As the surrogate for general obesity, BMI is widely used to study the relationship between obesity and hyperinsulinemia. However, several evidence suggest that WHR is also a valuable choice for investigating the link between obesity and insulin, by providing additional information about abdominal adiposity disruption21, 22. In this study, we examined the impacts of obesity measures on the temporal relationship between obesity and hyperinsulinemia, and found that the effects of insulin on abdominal obesity measures, especially WHR, were stronger than the inverse effects of abdominal obesity measures, while the effect of BMI on insulin was stronger than the inverse effect of insulin. HOMA-IR and HOMA-%β shown similar patterns. Our observations indicated that abdominal obesity measures were more sensitive to insulin levels than BMI. In biochemical studies, many researchers have reported the function of insulin on inhibiting lipolysis and promoting lipid accumulation in white adipose tissue, which is widely distributed in body subcutaneous and viscera tissue15, 32. In animal models, the Ins1+/+: Ins2-/- mice were observed to exhibit a robust increase in fat-lean rate and size of adipocytes when compared to Ins1+/-: Ins2-/- mice, whose insulin secretion were suppressed by insulin genes knockout31. Similarly, in recent Page et al study, with a significant reduction in visceral fat storage and no changed lean mass, diet-induced mice obesity was reversed by a modest inhibition of circulation insulin23. Several studies also have reported the effect of insulin hypersecretion on skinfold thickness in humans16, 37. Together, these results indicate the abdominal obesity might be more susceptible to insulin levels than general obesity. To date, no studies have examined the temporal relationship between obesity and hyperinsulinemia, involving both general and abdominal obesity measures in a longitudinal cohort of Chinese adults, and underscore the impacts of multiple obesity measures on the temporal sequences between obesity and hyperinsulinemia. Furthermore, this study also shown similar temporal patterns between obesity and hyperinsulinemia by sex groups with those findings of the total sample. The path coefficients of baseline WC or WHR to follow-up HOMA-%β were significant greater in men group than in women group, but the mechanisms were still unclear.

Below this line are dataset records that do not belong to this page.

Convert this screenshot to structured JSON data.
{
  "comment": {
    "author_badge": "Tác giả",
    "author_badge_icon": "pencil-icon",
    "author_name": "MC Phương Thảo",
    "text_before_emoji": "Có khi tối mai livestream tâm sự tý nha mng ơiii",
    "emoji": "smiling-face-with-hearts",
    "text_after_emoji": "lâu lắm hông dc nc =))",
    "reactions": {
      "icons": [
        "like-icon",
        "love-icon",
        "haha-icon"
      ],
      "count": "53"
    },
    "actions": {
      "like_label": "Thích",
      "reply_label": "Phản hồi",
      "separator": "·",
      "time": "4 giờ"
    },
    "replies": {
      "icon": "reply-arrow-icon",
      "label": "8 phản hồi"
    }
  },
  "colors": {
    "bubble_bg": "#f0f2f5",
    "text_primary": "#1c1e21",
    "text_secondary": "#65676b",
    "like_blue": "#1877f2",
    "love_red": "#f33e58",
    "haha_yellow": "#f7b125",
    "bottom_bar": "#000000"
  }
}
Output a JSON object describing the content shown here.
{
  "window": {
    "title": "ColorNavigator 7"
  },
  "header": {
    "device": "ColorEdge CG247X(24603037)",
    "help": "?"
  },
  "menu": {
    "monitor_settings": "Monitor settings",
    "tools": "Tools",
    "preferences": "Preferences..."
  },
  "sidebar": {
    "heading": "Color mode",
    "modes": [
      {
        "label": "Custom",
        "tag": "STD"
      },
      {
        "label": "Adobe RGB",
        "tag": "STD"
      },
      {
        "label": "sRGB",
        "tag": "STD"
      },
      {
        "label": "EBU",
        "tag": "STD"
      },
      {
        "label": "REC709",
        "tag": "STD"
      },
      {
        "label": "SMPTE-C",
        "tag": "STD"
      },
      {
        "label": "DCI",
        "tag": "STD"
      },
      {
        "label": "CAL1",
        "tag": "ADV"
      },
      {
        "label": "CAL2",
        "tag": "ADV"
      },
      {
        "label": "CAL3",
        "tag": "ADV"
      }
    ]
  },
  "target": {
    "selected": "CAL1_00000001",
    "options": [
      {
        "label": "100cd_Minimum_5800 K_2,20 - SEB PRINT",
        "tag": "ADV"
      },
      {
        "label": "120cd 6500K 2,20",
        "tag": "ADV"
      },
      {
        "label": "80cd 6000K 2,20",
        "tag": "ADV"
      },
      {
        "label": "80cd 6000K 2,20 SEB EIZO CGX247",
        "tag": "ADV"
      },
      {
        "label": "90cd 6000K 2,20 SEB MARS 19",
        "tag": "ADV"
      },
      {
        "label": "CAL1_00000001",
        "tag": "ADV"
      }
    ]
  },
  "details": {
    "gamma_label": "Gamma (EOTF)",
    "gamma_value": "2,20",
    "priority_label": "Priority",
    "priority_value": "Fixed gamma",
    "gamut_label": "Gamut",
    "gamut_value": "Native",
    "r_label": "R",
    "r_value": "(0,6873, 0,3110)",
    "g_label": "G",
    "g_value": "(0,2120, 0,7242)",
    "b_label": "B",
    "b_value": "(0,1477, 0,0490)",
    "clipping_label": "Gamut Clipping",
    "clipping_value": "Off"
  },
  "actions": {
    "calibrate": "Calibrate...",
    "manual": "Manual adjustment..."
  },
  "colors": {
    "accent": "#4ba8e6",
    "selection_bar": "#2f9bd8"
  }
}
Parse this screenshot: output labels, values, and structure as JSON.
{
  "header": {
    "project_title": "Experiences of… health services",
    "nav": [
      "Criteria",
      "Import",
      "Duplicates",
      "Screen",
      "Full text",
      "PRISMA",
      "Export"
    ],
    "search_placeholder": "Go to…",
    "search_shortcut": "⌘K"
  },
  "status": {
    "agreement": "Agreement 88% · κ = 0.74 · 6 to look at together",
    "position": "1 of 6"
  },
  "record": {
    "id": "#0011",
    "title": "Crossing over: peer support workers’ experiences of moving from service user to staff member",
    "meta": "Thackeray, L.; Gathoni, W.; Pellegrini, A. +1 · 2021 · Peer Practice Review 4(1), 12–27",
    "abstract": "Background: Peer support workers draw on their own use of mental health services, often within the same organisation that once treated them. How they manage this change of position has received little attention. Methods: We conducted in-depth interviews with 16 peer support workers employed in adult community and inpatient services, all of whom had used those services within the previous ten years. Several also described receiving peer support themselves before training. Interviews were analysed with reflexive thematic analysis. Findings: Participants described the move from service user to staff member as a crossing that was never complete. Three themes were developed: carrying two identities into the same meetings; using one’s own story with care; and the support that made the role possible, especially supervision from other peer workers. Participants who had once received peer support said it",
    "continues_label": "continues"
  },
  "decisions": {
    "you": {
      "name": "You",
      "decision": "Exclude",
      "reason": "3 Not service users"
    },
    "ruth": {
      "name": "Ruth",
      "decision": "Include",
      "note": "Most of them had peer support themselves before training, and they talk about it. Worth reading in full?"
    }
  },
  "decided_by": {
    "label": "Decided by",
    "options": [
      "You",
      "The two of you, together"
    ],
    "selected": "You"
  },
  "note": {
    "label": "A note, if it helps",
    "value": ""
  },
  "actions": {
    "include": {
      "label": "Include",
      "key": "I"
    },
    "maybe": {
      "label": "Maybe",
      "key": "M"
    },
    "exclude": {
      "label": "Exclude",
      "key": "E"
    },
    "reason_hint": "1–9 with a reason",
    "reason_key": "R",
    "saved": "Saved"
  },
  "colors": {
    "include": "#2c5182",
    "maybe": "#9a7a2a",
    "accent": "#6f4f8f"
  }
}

The major strength of this study was the use of cross-lagged panel analysis, which is a powerful method for dissecting the temporal sequences between inter-correlated variables. Another advantage is that we included all the general and abdominal obesity measures in one study and examine their impacts on the temporal sequences between obesity and hyperinsulinemia at the same time. There were some limitations of this study also need to be noted. Firstly, the definition of diabetes and drug information were only according to the health questionnaires. The potential mission of disease and treatment information might exist. Secondly, this study only recruited Chinese adults. These findings of our study may not be generalizable to other ethnic populations.